Youth (2015) – That One Scene

I have so much to-do, yet so little time. I feel death coming a step closer, each time I blow that candle off my cake. Then I look at my parents, and I see eyes filled with time. They have all the time in the world, yet they are 40 years ahead of me. Why am I behind them, yet feel ahead? This disconcerting question is what this film portrayed using a simple metaphor, one which I still think about.

Around 55:20 mins in the film, Mick Boyle played by Harvey Keitel hikes up a mountain with his screenplay actors who are youngsters, probably in their late twenties. At the top, he points to a telescope and tells them to view the mountain through it. They see the mountain up close, filling the entire frame with grandness. He says, “this is how young people view their life”. He then flips the telescope around and tells them to view the mountain again, this time, everything is stretched and far away; “this is how I see my life”.

The first scene shows how youngsters, including me sees life as a short burst, with limited time and limitless activities. We get so caught up, trying to do everything before our demise that we forget the miles in between. But when he flips it around, the image is a long stretch, implying the sufficient time he and others, including my parents, sees in their life. They know life is not a sprint, but a long mundane marathon, with sufficient time to make mistakes and learn to live with them.

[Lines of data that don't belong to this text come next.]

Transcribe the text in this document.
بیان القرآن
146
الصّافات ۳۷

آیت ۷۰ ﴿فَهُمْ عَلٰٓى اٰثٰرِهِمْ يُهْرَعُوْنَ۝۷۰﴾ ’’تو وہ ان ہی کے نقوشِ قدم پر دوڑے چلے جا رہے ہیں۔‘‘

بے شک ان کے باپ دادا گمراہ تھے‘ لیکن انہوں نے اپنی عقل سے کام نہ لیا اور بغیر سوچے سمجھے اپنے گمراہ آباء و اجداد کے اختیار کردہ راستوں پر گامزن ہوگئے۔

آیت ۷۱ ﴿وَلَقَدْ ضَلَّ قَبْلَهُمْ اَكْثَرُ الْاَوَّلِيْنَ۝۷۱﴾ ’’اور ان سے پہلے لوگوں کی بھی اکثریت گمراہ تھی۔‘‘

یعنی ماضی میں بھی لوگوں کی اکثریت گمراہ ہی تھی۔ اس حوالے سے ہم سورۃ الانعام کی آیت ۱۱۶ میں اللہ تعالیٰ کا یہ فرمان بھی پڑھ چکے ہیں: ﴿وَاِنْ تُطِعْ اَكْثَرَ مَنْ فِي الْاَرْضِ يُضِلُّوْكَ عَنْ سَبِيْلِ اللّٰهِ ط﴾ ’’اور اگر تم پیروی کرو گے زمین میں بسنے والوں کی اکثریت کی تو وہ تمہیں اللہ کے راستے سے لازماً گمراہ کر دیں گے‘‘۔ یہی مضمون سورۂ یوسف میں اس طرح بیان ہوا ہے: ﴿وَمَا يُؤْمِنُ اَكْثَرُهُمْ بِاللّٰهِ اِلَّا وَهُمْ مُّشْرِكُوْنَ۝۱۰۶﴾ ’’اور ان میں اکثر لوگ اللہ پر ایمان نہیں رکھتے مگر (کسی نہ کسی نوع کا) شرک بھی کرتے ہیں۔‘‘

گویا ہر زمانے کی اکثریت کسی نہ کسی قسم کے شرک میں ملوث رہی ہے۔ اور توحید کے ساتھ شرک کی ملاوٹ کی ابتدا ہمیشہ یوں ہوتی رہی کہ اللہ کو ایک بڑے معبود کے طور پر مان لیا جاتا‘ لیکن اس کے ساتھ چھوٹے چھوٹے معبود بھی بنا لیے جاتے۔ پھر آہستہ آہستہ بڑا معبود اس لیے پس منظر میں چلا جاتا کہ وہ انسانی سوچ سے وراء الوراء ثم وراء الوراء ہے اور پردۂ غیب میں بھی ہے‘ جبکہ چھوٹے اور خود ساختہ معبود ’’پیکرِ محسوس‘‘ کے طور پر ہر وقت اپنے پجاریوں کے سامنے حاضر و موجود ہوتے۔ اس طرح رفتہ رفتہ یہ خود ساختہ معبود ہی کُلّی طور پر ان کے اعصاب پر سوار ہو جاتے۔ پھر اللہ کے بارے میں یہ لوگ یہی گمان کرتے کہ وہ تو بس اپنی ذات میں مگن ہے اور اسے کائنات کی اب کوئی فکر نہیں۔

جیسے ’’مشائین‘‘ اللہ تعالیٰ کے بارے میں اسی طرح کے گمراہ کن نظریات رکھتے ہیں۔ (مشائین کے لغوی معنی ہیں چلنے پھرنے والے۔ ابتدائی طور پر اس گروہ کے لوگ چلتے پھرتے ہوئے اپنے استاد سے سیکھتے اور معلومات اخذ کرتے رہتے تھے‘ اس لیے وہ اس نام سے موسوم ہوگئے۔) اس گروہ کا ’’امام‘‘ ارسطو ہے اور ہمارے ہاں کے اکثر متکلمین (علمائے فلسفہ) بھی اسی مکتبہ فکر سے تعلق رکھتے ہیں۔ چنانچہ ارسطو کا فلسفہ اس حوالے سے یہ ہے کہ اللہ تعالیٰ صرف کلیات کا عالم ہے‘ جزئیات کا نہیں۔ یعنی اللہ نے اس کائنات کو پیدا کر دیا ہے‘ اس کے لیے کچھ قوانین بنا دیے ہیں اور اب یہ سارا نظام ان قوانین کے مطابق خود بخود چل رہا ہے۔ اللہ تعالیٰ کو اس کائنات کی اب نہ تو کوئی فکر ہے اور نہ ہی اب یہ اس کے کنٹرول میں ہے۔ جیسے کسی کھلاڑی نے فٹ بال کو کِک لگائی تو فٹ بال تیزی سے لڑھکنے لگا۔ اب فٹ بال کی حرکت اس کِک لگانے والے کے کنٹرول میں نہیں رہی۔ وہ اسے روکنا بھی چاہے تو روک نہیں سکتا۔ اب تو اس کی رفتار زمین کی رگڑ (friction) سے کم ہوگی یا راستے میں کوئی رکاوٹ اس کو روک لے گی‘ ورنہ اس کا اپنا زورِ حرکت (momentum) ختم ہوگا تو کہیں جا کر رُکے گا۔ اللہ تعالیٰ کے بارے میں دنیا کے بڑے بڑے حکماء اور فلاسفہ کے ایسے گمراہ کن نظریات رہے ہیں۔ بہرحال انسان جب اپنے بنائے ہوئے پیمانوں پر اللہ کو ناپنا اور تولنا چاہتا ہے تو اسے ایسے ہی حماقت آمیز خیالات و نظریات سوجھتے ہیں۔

The film doesn’t explain any of this of course, or even comment at it in the future. This is just a filler scene in-between, that simply states this fact and makes us do the introspection. For some reason, this hit me on a deep level. I’m chasing this high, doing everything at once, biting more than I can chew and pushing life back. But that’s the exact opposite, this film teaches you. You can’t push life back, you can only allow it to flow. For me, the film is ultimately about letting life win, which is evident by the ending. Accepting that life will never go the route you planned and it’s better to let life take it’s course, than trying to derail it to your liking. Even though these are my words, I still haven’t truly internalized them. I guess this is one of those things, that I can’t truly take in, until I’m older.